Monday, June 29, 2015

The most (and least) surprising moments from NHL draft weekend

The NHL’s draft weekend is, in theory, a pretty straightforward affair. It’s the annual chance to divide up all the incoming young talent, with teams making their picks, posing for a few photos, and heading home.

In reality, draft weekend often ends up feeling like 90 percent of the league’s offseason crammed into a few days. The combination of having all 30 front offices in one city, incoming cap space, and free agency looming just days away builds up into a whirlwind of rumors, speculation, and (eventually) action.

Some of it works out the way we expect. Some of it doesn’t. So let’s take a look back at this year’s just-concluded draft weekend in stifling Sunrise, Florida, by breaking down all the major moves based on just how surprising they were.

Connor McDavid going first overall: 0/100 — No surprise here; we’ve known that McDavid would be the first overall pick of the 2015 draft for the last three years. He’s the most heavily hyped prospect since Sidney Crosby, and his ridiculous numbers in junior this year — he had 120 points in just 47 games — just reaffirmed his status as the game’s Next Big Thing.

The question now is this: How big? And how quickly? McDavid goes to an Oilers franchise that hasn’t been good at anything other than winning draft lotteries in almost a decade. His arrival, and the front office overhaul the franchise underwent while anticipating it, should spell the end of the Oilers’ misery. The question is how quickly he can get them into the playoffs, and then into Cup contention.

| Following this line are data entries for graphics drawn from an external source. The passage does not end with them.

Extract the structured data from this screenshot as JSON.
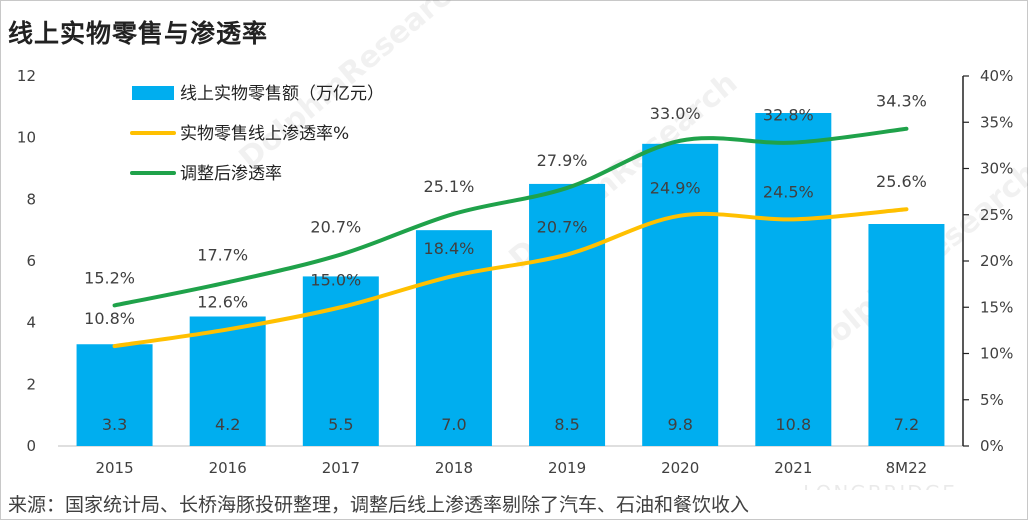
{
  "title": "线上实物零售与渗透率",
  "source": "来源：国家统计局、长桥海豚投研整理，调整后线上渗透率剔除了汽车、石油和餐饮收入",
  "watermarks": [
    "DolphinResearch",
    "LONGBRIDGE"
  ],
  "chart_data": {
    "type": "bar+line",
    "categories": [
      "2015",
      "2016",
      "2017",
      "2018",
      "2019",
      "2020",
      "2021",
      "8M22"
    ],
    "y_left": {
      "range": [
        0,
        12
      ],
      "ticks": [
        0,
        2,
        4,
        6,
        8,
        10,
        12
      ]
    },
    "y_right": {
      "range": [
        0,
        40
      ],
      "ticks": [
        "0%",
        "5%",
        "10%",
        "15%",
        "20%",
        "25%",
        "30%",
        "35%",
        "40%"
      ]
    },
    "series": [
      {
        "name": "线上实物零售额（万亿元）",
        "type": "bar",
        "axis": "left",
        "color": "#00aeef",
        "values": [
          3.3,
          4.2,
          5.5,
          7.0,
          8.5,
          9.8,
          10.8,
          7.2
        ],
        "labels": [
          "3.3",
          "4.2",
          "5.5",
          "7.0",
          "8.5",
          "9.8",
          "10.8",
          "7.2"
        ]
      },
      {
        "name": "实物零售线上渗透率%",
        "type": "line",
        "axis": "right",
        "color": "#ffc000",
        "values": [
          10.8,
          12.6,
          15.0,
          18.4,
          20.7,
          24.9,
          24.5,
          25.6
        ],
        "labels": [
          "10.8%",
          "12.6%",
          "15.0%",
          "18.4%",
          "20.7%",
          "24.9%",
          "24.5%",
          "25.6%"
        ]
      },
      {
        "name": "调整后渗透率",
        "type": "line",
        "axis": "right",
        "color": "#1fa24a",
        "values": [
          15.2,
          17.7,
          20.7,
          25.1,
          27.9,
          33.0,
          32.8,
          34.3
        ],
        "labels": [
          "15.2%",
          "17.7%",
          "20.7%",
          "25.1%",
          "27.9%",
          "33.0%",
          "32.8%",
          "34.3%"
        ]
      }
    ]
  }
}
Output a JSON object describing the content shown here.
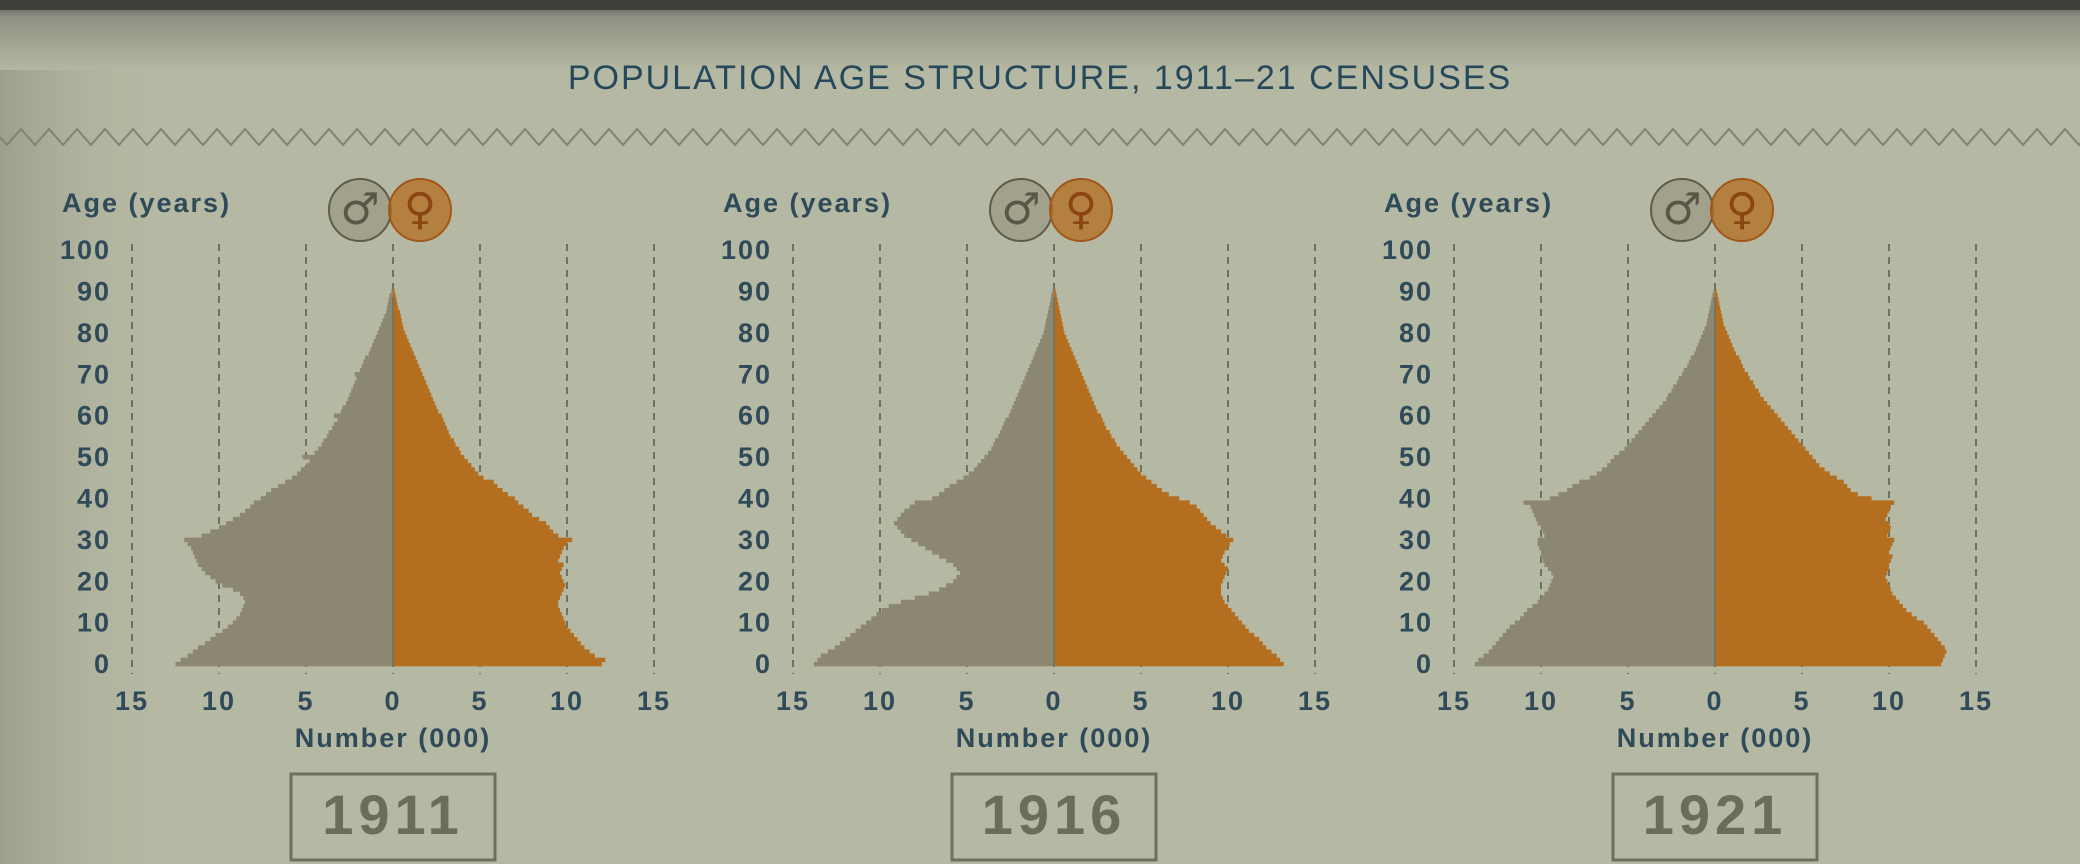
{
  "title": "POPULATION AGE STRUCTURE, 1911–21 CENSUSES",
  "chart_data": [
    {
      "type": "pyramid",
      "title": "1911",
      "x_label": "Number (000)",
      "y_label": "Age (years)",
      "y": [
        0,
        1,
        2,
        3,
        4,
        5,
        6,
        7,
        8,
        9,
        10,
        11,
        12,
        13,
        14,
        15,
        16,
        17,
        18,
        19,
        20,
        21,
        22,
        23,
        24,
        25,
        26,
        27,
        28,
        29,
        30,
        31,
        32,
        33,
        34,
        35,
        36,
        37,
        38,
        39,
        40,
        41,
        42,
        43,
        44,
        45,
        46,
        47,
        48,
        49,
        50,
        51,
        52,
        53,
        54,
        55,
        56,
        57,
        58,
        59,
        60,
        61,
        62,
        63,
        64,
        65,
        66,
        67,
        68,
        69,
        70,
        71,
        72,
        73,
        74,
        75,
        76,
        77,
        78,
        79,
        80,
        81,
        82,
        83,
        84,
        85,
        86,
        87,
        88,
        89,
        90
      ],
      "xlim": [
        -15,
        15
      ],
      "xticks": [
        {
          "value": -15,
          "label": "15"
        },
        {
          "value": -10,
          "label": "10"
        },
        {
          "value": -5,
          "label": "5"
        },
        0,
        5,
        10,
        15
      ],
      "ylim": [
        0,
        100
      ],
      "yticks": [
        0,
        10,
        20,
        30,
        40,
        50,
        60,
        70,
        80,
        90,
        100
      ],
      "grid": true,
      "series": [
        {
          "name": "♂",
          "color": "#8c8770",
          "values": [
            12.5,
            12.2,
            11.8,
            11.5,
            11.2,
            10.8,
            10.5,
            10.2,
            9.8,
            9.5,
            9.2,
            9.0,
            8.8,
            8.7,
            8.6,
            8.5,
            8.6,
            8.8,
            9.2,
            9.8,
            10.2,
            10.5,
            10.8,
            11.0,
            11.2,
            11.3,
            11.4,
            11.5,
            11.6,
            11.8,
            12.0,
            11.0,
            10.5,
            10.0,
            9.6,
            9.2,
            8.8,
            8.5,
            8.2,
            8.0,
            7.6,
            7.3,
            7.0,
            6.6,
            6.2,
            5.8,
            5.5,
            5.3,
            5.0,
            4.8,
            5.2,
            4.5,
            4.3,
            4.1,
            4.0,
            3.8,
            3.7,
            3.5,
            3.4,
            3.2,
            3.4,
            3.0,
            2.9,
            2.7,
            2.6,
            2.5,
            2.4,
            2.3,
            2.2,
            2.1,
            2.2,
            1.9,
            1.8,
            1.7,
            1.6,
            1.4,
            1.3,
            1.2,
            1.1,
            1.0,
            0.9,
            0.8,
            0.7,
            0.6,
            0.5,
            0.4,
            0.35,
            0.3,
            0.25,
            0.2,
            0.1
          ]
        },
        {
          "name": "♀",
          "color": "#b46e1f",
          "values": [
            12.0,
            12.2,
            11.6,
            11.3,
            11.0,
            10.8,
            10.6,
            10.4,
            10.2,
            10.0,
            9.9,
            9.8,
            9.7,
            9.6,
            9.5,
            9.5,
            9.6,
            9.7,
            9.8,
            9.9,
            9.8,
            9.7,
            9.6,
            9.7,
            9.8,
            9.5,
            9.6,
            9.7,
            9.8,
            10.0,
            10.3,
            9.5,
            9.2,
            9.0,
            8.8,
            8.4,
            8.0,
            7.8,
            7.5,
            7.2,
            7.0,
            6.6,
            6.3,
            6.0,
            5.8,
            5.2,
            4.9,
            4.7,
            4.5,
            4.3,
            4.1,
            3.9,
            3.8,
            3.6,
            3.5,
            3.3,
            3.2,
            3.1,
            3.0,
            2.9,
            2.8,
            2.6,
            2.5,
            2.4,
            2.3,
            2.2,
            2.1,
            2.0,
            1.9,
            1.8,
            1.7,
            1.6,
            1.5,
            1.4,
            1.3,
            1.2,
            1.1,
            1.0,
            0.9,
            0.8,
            0.7,
            0.6,
            0.55,
            0.5,
            0.45,
            0.4,
            0.3,
            0.25,
            0.2,
            0.15,
            0.1
          ]
        }
      ]
    },
    {
      "type": "pyramid",
      "title": "1916",
      "x_label": "Number (000)",
      "y_label": "Age (years)",
      "y": [
        0,
        1,
        2,
        3,
        4,
        5,
        6,
        7,
        8,
        9,
        10,
        11,
        12,
        13,
        14,
        15,
        16,
        17,
        18,
        19,
        20,
        21,
        22,
        23,
        24,
        25,
        26,
        27,
        28,
        29,
        30,
        31,
        32,
        33,
        34,
        35,
        36,
        37,
        38,
        39,
        40,
        41,
        42,
        43,
        44,
        45,
        46,
        47,
        48,
        49,
        50,
        51,
        52,
        53,
        54,
        55,
        56,
        57,
        58,
        59,
        60,
        61,
        62,
        63,
        64,
        65,
        66,
        67,
        68,
        69,
        70,
        71,
        72,
        73,
        74,
        75,
        76,
        77,
        78,
        79,
        80,
        81,
        82,
        83,
        84,
        85,
        86,
        87,
        88,
        89,
        90
      ],
      "xlim": [
        -15,
        15
      ],
      "xticks": [
        {
          "value": -15,
          "label": "15"
        },
        {
          "value": -10,
          "label": "10"
        },
        {
          "value": -5,
          "label": "5"
        },
        0,
        5,
        10,
        15
      ],
      "ylim": [
        0,
        100
      ],
      "yticks": [
        0,
        10,
        20,
        30,
        40,
        50,
        60,
        70,
        80,
        90,
        100
      ],
      "grid": true,
      "series": [
        {
          "name": "♂",
          "color": "#8c8770",
          "values": [
            13.8,
            13.6,
            13.4,
            13.0,
            12.6,
            12.3,
            12.0,
            11.7,
            11.4,
            11.1,
            10.8,
            10.5,
            10.2,
            9.9,
            9.5,
            8.8,
            8.0,
            7.2,
            6.6,
            6.2,
            5.8,
            5.6,
            5.4,
            5.6,
            5.8,
            6.2,
            6.6,
            7.0,
            7.4,
            7.8,
            8.2,
            8.6,
            8.8,
            9.0,
            9.2,
            9.0,
            8.8,
            8.6,
            8.3,
            8.0,
            7.0,
            6.6,
            6.3,
            6.0,
            5.6,
            5.2,
            4.9,
            4.6,
            4.4,
            4.2,
            4.0,
            3.8,
            3.6,
            3.5,
            3.4,
            3.2,
            3.1,
            3.0,
            2.9,
            2.8,
            2.6,
            2.5,
            2.4,
            2.3,
            2.2,
            2.1,
            2.0,
            1.9,
            1.8,
            1.7,
            1.6,
            1.5,
            1.4,
            1.3,
            1.2,
            1.1,
            1.0,
            0.9,
            0.8,
            0.7,
            0.6,
            0.55,
            0.5,
            0.45,
            0.4,
            0.35,
            0.3,
            0.25,
            0.2,
            0.15,
            0.1
          ]
        },
        {
          "name": "♀",
          "color": "#b46e1f",
          "values": [
            13.2,
            13.0,
            12.8,
            12.5,
            12.2,
            12.0,
            11.8,
            11.5,
            11.2,
            11.0,
            10.8,
            10.6,
            10.4,
            10.2,
            10.0,
            9.8,
            9.7,
            9.6,
            9.6,
            9.6,
            9.7,
            9.8,
            9.9,
            10.0,
            9.8,
            9.6,
            9.7,
            9.8,
            10.0,
            10.1,
            10.3,
            9.9,
            9.6,
            9.3,
            9.0,
            8.8,
            8.6,
            8.4,
            8.2,
            7.8,
            7.2,
            6.6,
            6.2,
            5.9,
            5.6,
            5.3,
            5.0,
            4.8,
            4.6,
            4.4,
            4.2,
            4.0,
            3.8,
            3.6,
            3.5,
            3.3,
            3.2,
            3.0,
            2.9,
            2.8,
            2.7,
            2.5,
            2.4,
            2.3,
            2.2,
            2.1,
            2.0,
            1.9,
            1.8,
            1.7,
            1.6,
            1.5,
            1.4,
            1.3,
            1.2,
            1.1,
            1.0,
            0.9,
            0.8,
            0.7,
            0.6,
            0.55,
            0.5,
            0.45,
            0.4,
            0.35,
            0.3,
            0.25,
            0.2,
            0.15,
            0.1
          ]
        }
      ]
    },
    {
      "type": "pyramid",
      "title": "1921",
      "x_label": "Number (000)",
      "y_label": "Age (years)",
      "y": [
        0,
        1,
        2,
        3,
        4,
        5,
        6,
        7,
        8,
        9,
        10,
        11,
        12,
        13,
        14,
        15,
        16,
        17,
        18,
        19,
        20,
        21,
        22,
        23,
        24,
        25,
        26,
        27,
        28,
        29,
        30,
        31,
        32,
        33,
        34,
        35,
        36,
        37,
        38,
        39,
        40,
        41,
        42,
        43,
        44,
        45,
        46,
        47,
        48,
        49,
        50,
        51,
        52,
        53,
        54,
        55,
        56,
        57,
        58,
        59,
        60,
        61,
        62,
        63,
        64,
        65,
        66,
        67,
        68,
        69,
        70,
        71,
        72,
        73,
        74,
        75,
        76,
        77,
        78,
        79,
        80,
        81,
        82,
        83,
        84,
        85,
        86,
        87,
        88,
        89,
        90
      ],
      "xlim": [
        -15,
        15
      ],
      "xticks": [
        {
          "value": -15,
          "label": "15"
        },
        {
          "value": -10,
          "label": "10"
        },
        {
          "value": -5,
          "label": "5"
        },
        0,
        5,
        10,
        15
      ],
      "ylim": [
        0,
        100
      ],
      "yticks": [
        0,
        10,
        20,
        30,
        40,
        50,
        60,
        70,
        80,
        90,
        100
      ],
      "grid": true,
      "series": [
        {
          "name": "♂",
          "color": "#8c8770",
          "values": [
            13.8,
            13.6,
            13.3,
            13.0,
            12.8,
            12.6,
            12.4,
            12.2,
            12.0,
            11.8,
            11.5,
            11.2,
            11.0,
            10.8,
            10.5,
            10.2,
            10.0,
            9.8,
            9.6,
            9.5,
            9.4,
            9.3,
            9.4,
            9.6,
            9.8,
            9.9,
            10.0,
            10.0,
            10.1,
            10.2,
            10.2,
            9.8,
            9.9,
            10.0,
            10.2,
            10.3,
            10.4,
            10.5,
            10.6,
            11.0,
            9.5,
            9.0,
            8.5,
            8.2,
            7.8,
            7.2,
            6.8,
            6.5,
            6.2,
            6.0,
            5.8,
            5.5,
            5.2,
            5.0,
            4.8,
            4.6,
            4.4,
            4.2,
            4.0,
            3.8,
            3.6,
            3.4,
            3.2,
            3.0,
            2.8,
            2.7,
            2.5,
            2.4,
            2.2,
            2.1,
            1.9,
            1.8,
            1.6,
            1.5,
            1.4,
            1.2,
            1.1,
            1.0,
            0.9,
            0.8,
            0.7,
            0.6,
            0.5,
            0.45,
            0.4,
            0.35,
            0.3,
            0.25,
            0.2,
            0.15,
            0.1
          ]
        },
        {
          "name": "♀",
          "color": "#b46e1f",
          "values": [
            13.0,
            13.1,
            13.2,
            13.3,
            13.2,
            13.0,
            12.8,
            12.6,
            12.4,
            12.2,
            12.0,
            11.6,
            11.3,
            11.0,
            10.8,
            10.6,
            10.4,
            10.2,
            10.1,
            10.0,
            9.9,
            9.8,
            9.9,
            10.0,
            10.0,
            10.1,
            10.2,
            10.0,
            10.1,
            10.2,
            10.3,
            9.9,
            10.0,
            10.1,
            10.0,
            9.8,
            9.9,
            10.0,
            10.1,
            10.3,
            9.0,
            8.2,
            7.8,
            7.6,
            7.4,
            7.0,
            6.6,
            6.3,
            6.0,
            5.8,
            5.6,
            5.4,
            5.2,
            5.0,
            4.8,
            4.6,
            4.4,
            4.2,
            4.0,
            3.8,
            3.6,
            3.4,
            3.2,
            3.0,
            2.8,
            2.6,
            2.5,
            2.3,
            2.2,
            2.0,
            1.9,
            1.7,
            1.6,
            1.5,
            1.4,
            1.2,
            1.1,
            1.0,
            0.9,
            0.8,
            0.7,
            0.6,
            0.5,
            0.45,
            0.4,
            0.35,
            0.3,
            0.25,
            0.2,
            0.15,
            0.1
          ]
        }
      ]
    }
  ]
}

We have some history to look back on. Crosby had 102 points as a rookie in the high-scoring post-lockout 2005-06 season, but Pittsburgh didn’t return to the playoffs until the following year. The Penguins went to the Cup final the year after that, and then won it all in 2009. Alexander Ovechkin debuted the same year as Crosby, but the Caps didn’t make the playoffs until his third season, and they still haven’t been to a final. The Blackhawks debuted the double whammy of Jonathan Toews and Patrick Kane in 2007-08, missed the playoffs, and had won their first Stanley Cup by 2010.

So if you’re an Oilers fan, there’s your realistic window: one more tough season, playoff favorite status the year after that, and Stanley Cup contention soon after. It’s no sure thing, of course, but I’m guessing long-suffering Oilers fans will take it.

McDavid’s selection was the least surprising moment of the entire weekend. Well, except for this one …

This whole thing being a disaster: 0/100 — Let’s play a game called “How the hell did this happen?”

Scene: League headquarters.

NHL executive: “So, Connor McDavid has finally arrived in the NHL. How can we make the best possible first impression with this incredibly marketable new asset?”

Intern: “Hey, has anyone checked to see if the owner of the Oilers would want to awkwardly corner him on live television, then babble on about how wonderful his terrible organization is while blatantly reading off a cue card?”

NHL executive: “Great idea. Did anyone check it with Connor?”

Intern: “Sure did. He said he’d spend the entire segment visibly trying to swallow his own tongue.”

NHL executive: “Awesome, let’s do it!”